Before animals came to rule the world, there was a bizarre organism swaying in the oceans. Looking somewhat like a modern-day fern, the organism had long fronds with branching veins. Known as Ediacarans, they are believed to have been the first truly large multicellular organisms, and yet we still know very little about them.
Now, researchers have put a pair of 580-million-year-old fossil Ediacarans – belonging specifically to a group called rangeomorphs – through a CT scanner to see if they can determine anything new about these weird soft-bodied creatures. Published in the journal Precambrian Research, they found that these organisms lived in three-dimensions and had a central channel running up their middle that may have been filled with a sediment that acted like a primitive skeleton.
The researchers, however, are still uncertain whether rangeomorphs were actually plants or animals. You might think this is a fairly straightforward distinction to make, but there are plenty of animals alive today that could fool most. The fact that these creatures were soft-bodied makes it even trickier to be certain, as all that's usually preserved are the imprints and surface structures.
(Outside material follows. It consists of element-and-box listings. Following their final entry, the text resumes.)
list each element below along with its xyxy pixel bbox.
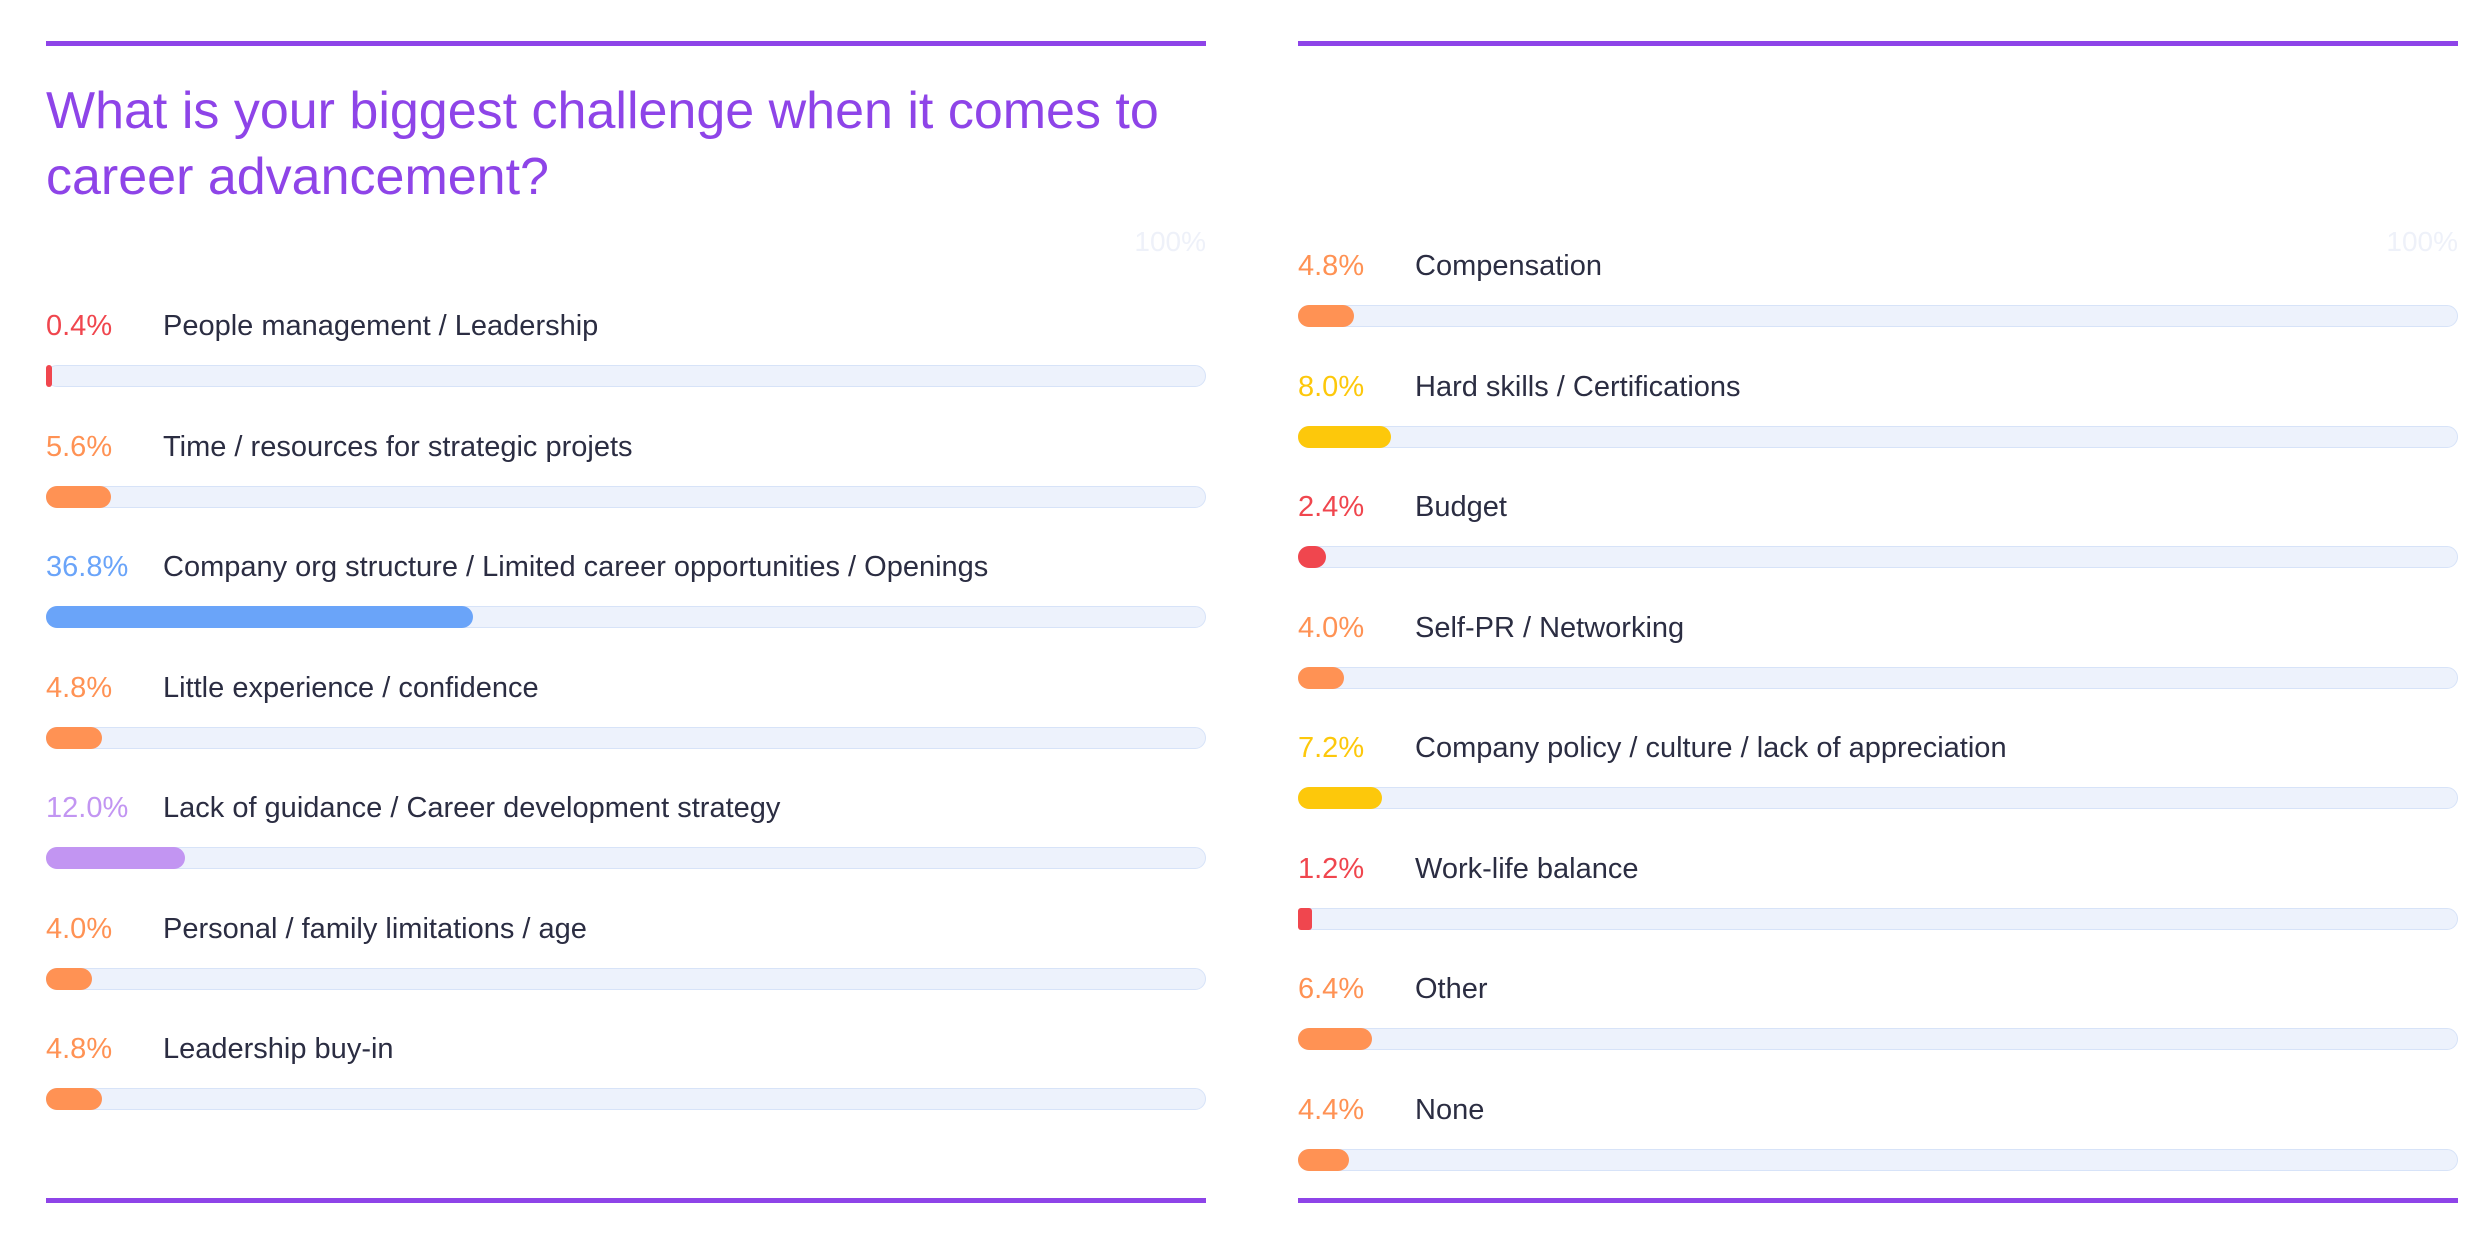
bar-value-label: 5.6%: [46, 431, 113, 463]
bar-row: 6.4% Other: [1298, 971, 2458, 1081]
bar-value-label: 36.8%: [46, 551, 129, 583]
axis-max-label: 100%: [1134, 226, 1206, 257]
bar-fill: [1298, 305, 1354, 327]
bar-track: [1298, 546, 2458, 568]
bar-track: [1298, 1149, 2458, 1171]
bar-value-label: 7.2%: [1298, 732, 1365, 764]
bar-track: [46, 847, 1206, 869]
bar-value-label: 2.4%: [1298, 491, 1365, 523]
bar-fill: [46, 727, 102, 749]
chart-panel-right: 100% 4.8% Compensation 8.0% Hard skills / C…: [1298, 0, 2458, 1245]
bar-track: [1298, 667, 2458, 689]
bar-category-label: Self-PR / Networking: [1415, 612, 1685, 644]
chart-title: What is your biggest challenge when it c…: [46, 82, 1159, 206]
bar-value-label: 0.4%: [46, 310, 113, 342]
bar-value-label: 4.8%: [46, 1033, 113, 1065]
bar-fill: [46, 1088, 102, 1110]
bottom-rule: [1298, 1198, 2458, 1203]
top-rule: [46, 41, 1206, 46]
bar-row: 4.0% Self-PR / Networking: [1298, 610, 2458, 720]
bar-category-label: Work-life balance: [1415, 853, 1639, 885]
bar-category-label: Hard skills / Certifications: [1415, 371, 1741, 403]
bar-row: 4.8% Little experience / confidence: [46, 670, 1206, 780]
bar-value-label: 1.2%: [1298, 853, 1365, 885]
bar-value-label: 6.4%: [1298, 973, 1365, 1005]
bar-value-label: 12.0%: [46, 792, 129, 824]
bar-category-label: Time / resources for strategic projets: [163, 431, 633, 463]
bar-track: [1298, 1028, 2458, 1050]
bar-category-label: Compensation: [1415, 250, 1602, 282]
bar-fill: [46, 968, 93, 990]
bottom-rule: [46, 1198, 1206, 1203]
bar-track: [46, 727, 1206, 749]
bar-category-label: People management / Leadership: [163, 310, 599, 342]
bar-fill: [1298, 1149, 1350, 1171]
bar-category-label: Personal / family limitations / age: [163, 913, 587, 945]
bar-value-label: 4.4%: [1298, 1094, 1365, 1126]
bar-category-label: Other: [1415, 973, 1488, 1005]
bar-fill: [1298, 787, 1382, 809]
bar-track: [1298, 908, 2458, 930]
bar-row: 4.8% Compensation: [1298, 248, 2458, 358]
bar-row: 0.4% People management / Leadership: [46, 308, 1206, 418]
bar-fill: [1298, 667, 1345, 689]
bar-fill: [46, 486, 111, 508]
top-rule: [1298, 41, 2458, 46]
bar-track: [46, 1088, 1206, 1110]
bar-track: [46, 968, 1206, 990]
bar-category-label: Little experience / confidence: [163, 672, 539, 704]
bar-fill: [46, 365, 52, 387]
bar-row: 5.6% Time / resources for strategic proje…: [46, 429, 1206, 539]
bar-row: 1.2% Work-life balance: [1298, 851, 2458, 961]
bar-value-label: 4.8%: [1298, 250, 1365, 282]
bar-category-label: Budget: [1415, 491, 1507, 523]
bar-row: 8.0% Hard skills / Certifications: [1298, 369, 2458, 479]
bar-row: 7.2% Company policy / culture / lack of a…: [1298, 730, 2458, 840]
bar-category-label: Lack of guidance / Career development st…: [163, 792, 781, 824]
bar-fill: [46, 606, 473, 628]
bar-fill: [1298, 426, 1391, 448]
bar-row: 4.0% Personal / family limitations / age: [46, 911, 1206, 1021]
bar-value-label: 8.0%: [1298, 371, 1365, 403]
bar-category-label: Company policy / culture / lack of appre…: [1415, 732, 2007, 764]
bar-track: [1298, 787, 2458, 809]
bar-fill: [1298, 546, 1326, 568]
bar-track: [46, 486, 1206, 508]
bar-row: 4.8% Leadership buy-in: [46, 1031, 1206, 1141]
bar-row: 2.4% Budget: [1298, 489, 2458, 599]
bar-fill: [1298, 1028, 1373, 1050]
bar-row: 12.0% Lack of guidance / Career developme…: [46, 790, 1206, 900]
chart-panel-left: What is your biggest challenge when it c…: [46, 0, 1206, 1245]
bar-row: 4.4% None: [1298, 1092, 2458, 1202]
bar-row: 36.8% Company org structure / Limited car…: [46, 549, 1206, 659]
bar-track: [1298, 305, 2458, 327]
bar-value-label: 4.0%: [1298, 612, 1365, 644]
bar-fill: [1298, 908, 1312, 930]
axis-max-label: 100%: [2386, 226, 2458, 257]
bar-category-label: Leadership buy-in: [163, 1033, 394, 1065]
bar-value-label: 4.8%: [46, 672, 113, 704]
bar-fill: [46, 847, 186, 869]
bar-track: [1298, 426, 2458, 448]
bar-value-label: 4.0%: [46, 913, 113, 945]
bar-category-label: None: [1415, 1094, 1485, 1126]
bar-track: [46, 365, 1206, 387]
bar-category-label: Company org structure / Limited career o…: [163, 551, 989, 583]
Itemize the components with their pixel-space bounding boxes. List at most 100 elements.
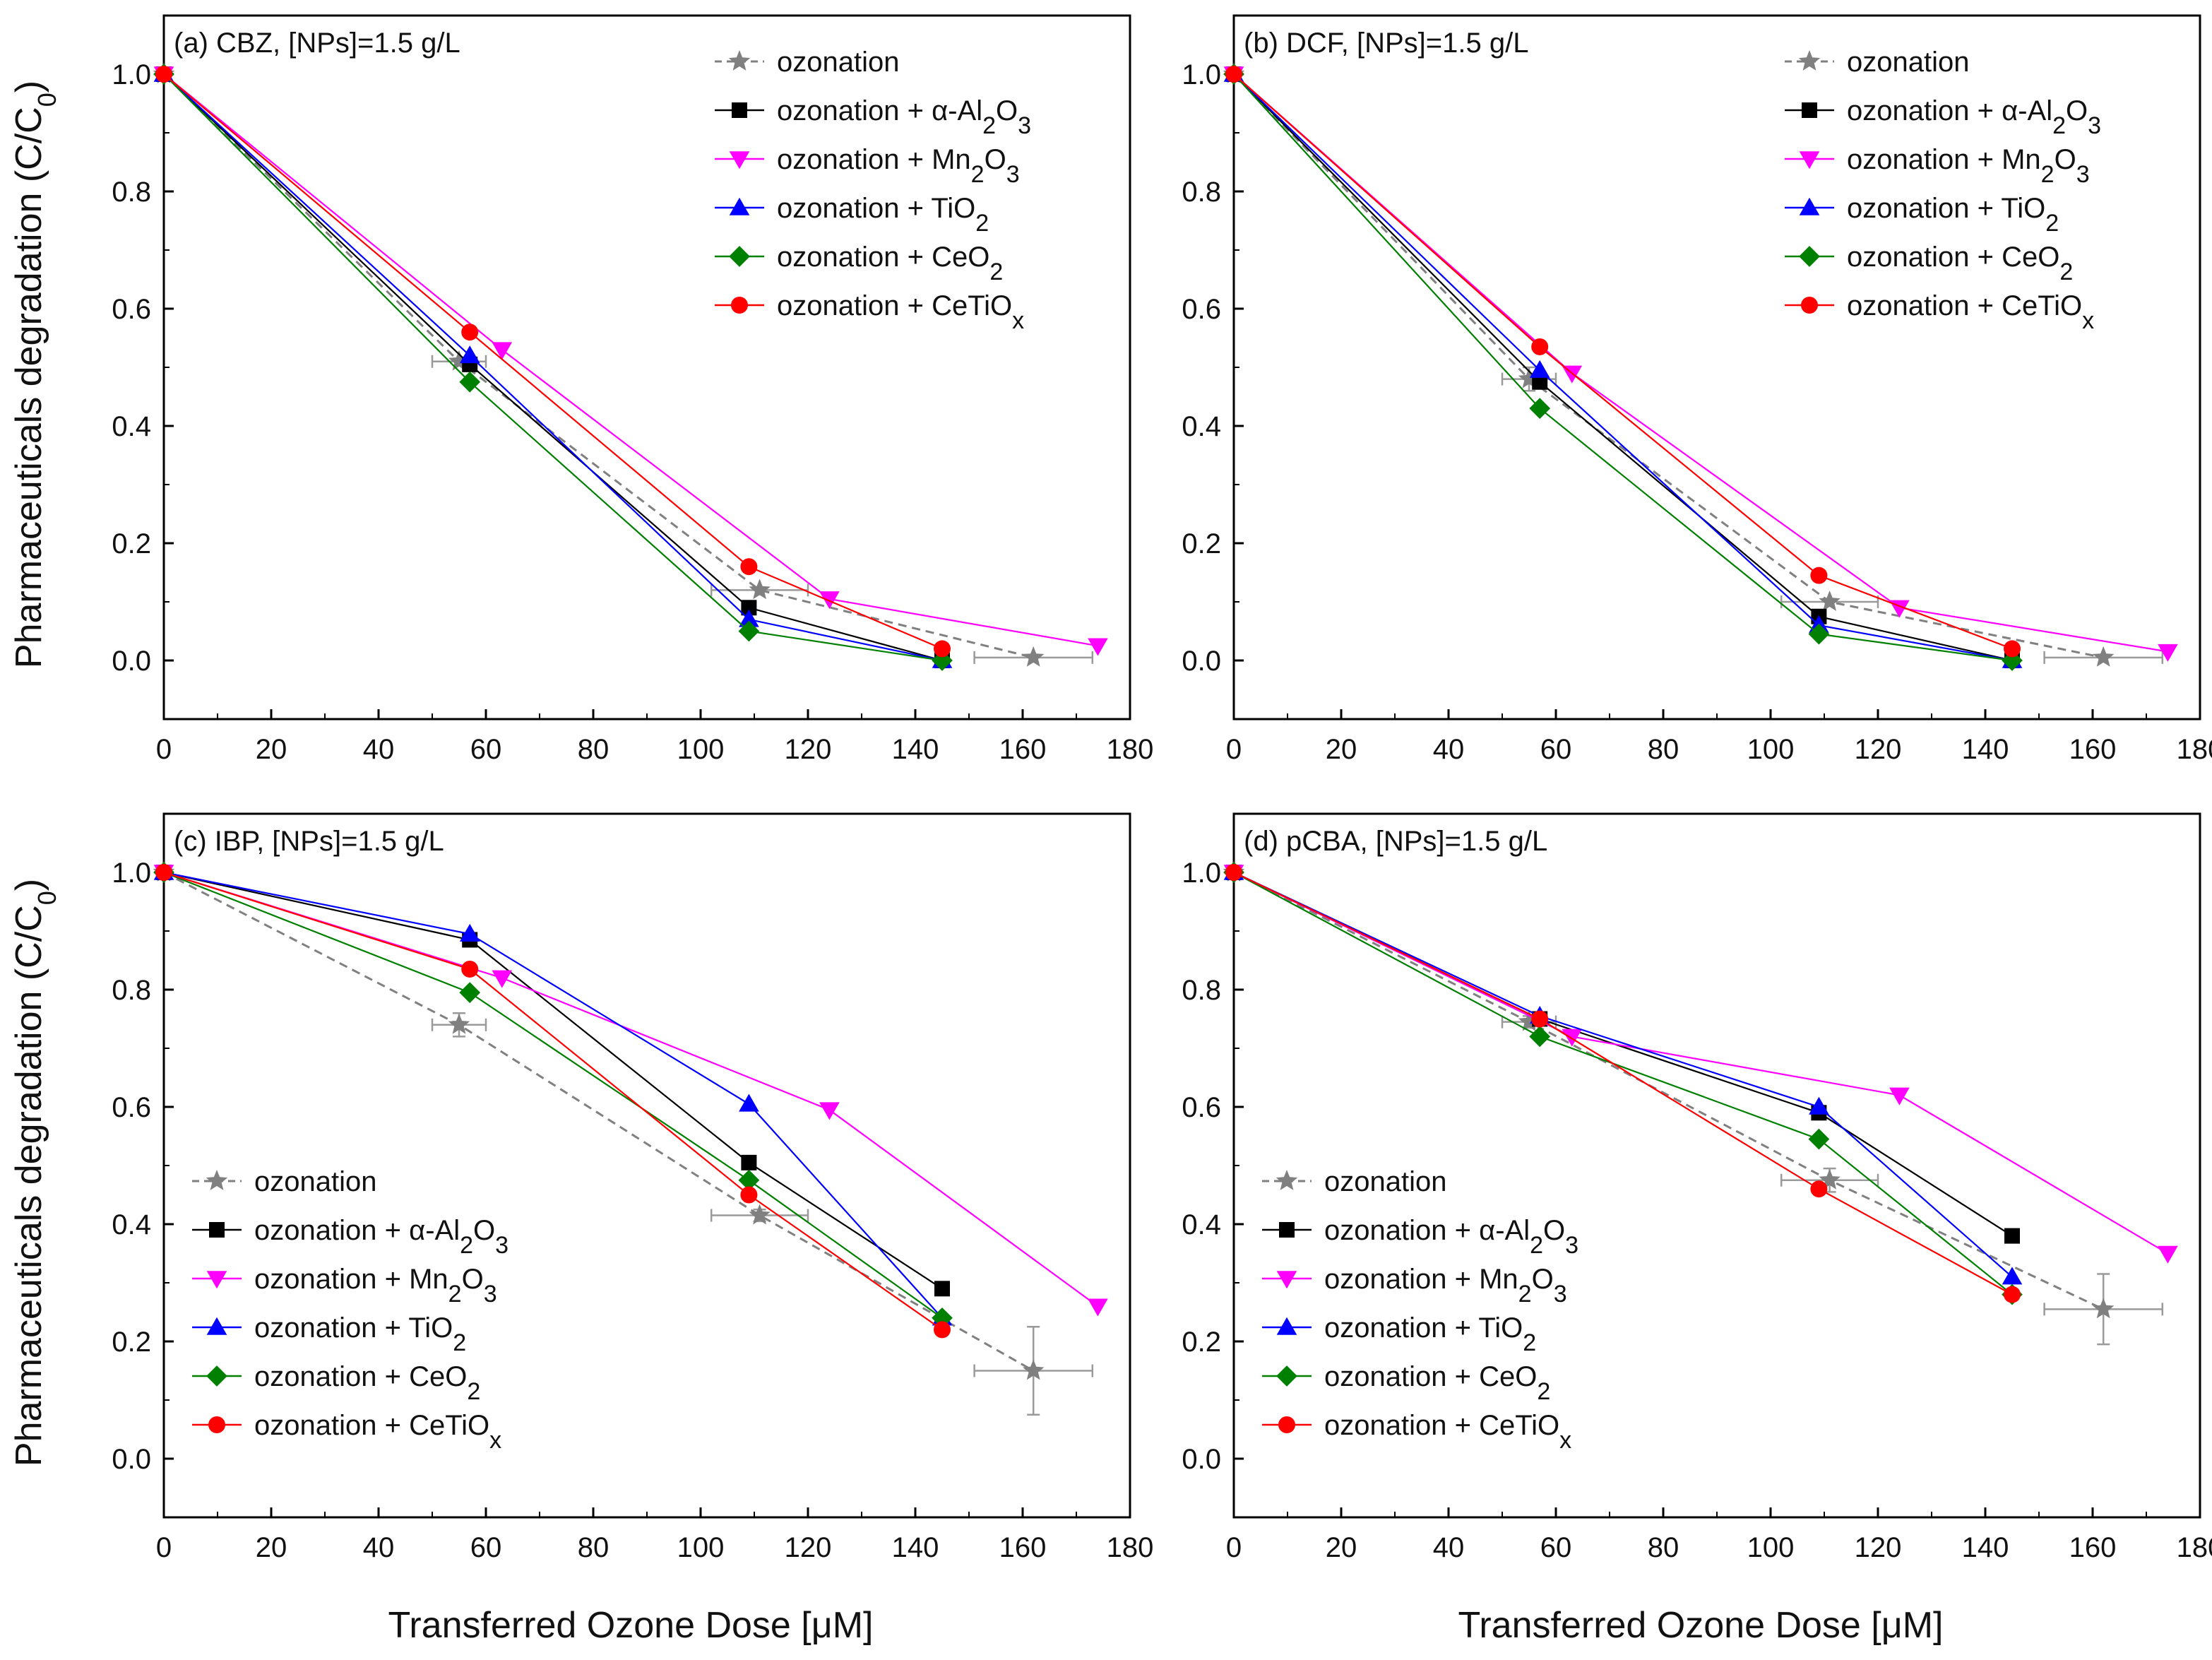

This is why the fossil finds used in the study, uncovered in the deserts of Namibia, are so rare and vital – they show a preserved Edicarian in three-dimensions. The researchers hoped that by putting it through a CT scanner, they might be able to build not only an unprecedented idea as to what the organism looked like in real life, but potentially how it behaved too.
Previous fossil evidence suggested that the rangeomorphs’ flat leaf-like structures may have been arranged somewhat akin to a starfruit, radiating out from a central stalk. But this pair of fossils, thought to be from the same individual, show that these “leaves” may actually have been inflated during the organism's life.
“This is the first look inside such a unique specimen of a rangeomorph,” explained team lead Alana Sharp, from University College London, to New Scientist. “What has been made visible are internal structures like a central core.”
They were also able to see how the organism puffed itself up, sort of like a balloon. The researchers think that this might have been related to how the creatures fed, and that by increasing the surface area of their fronds, the organisms would be able to absorb more nutrients from the water column.
Unfortunately, the CT scans were still unable to fundamentally answer whether or not these rangeomorphs were plants or animals.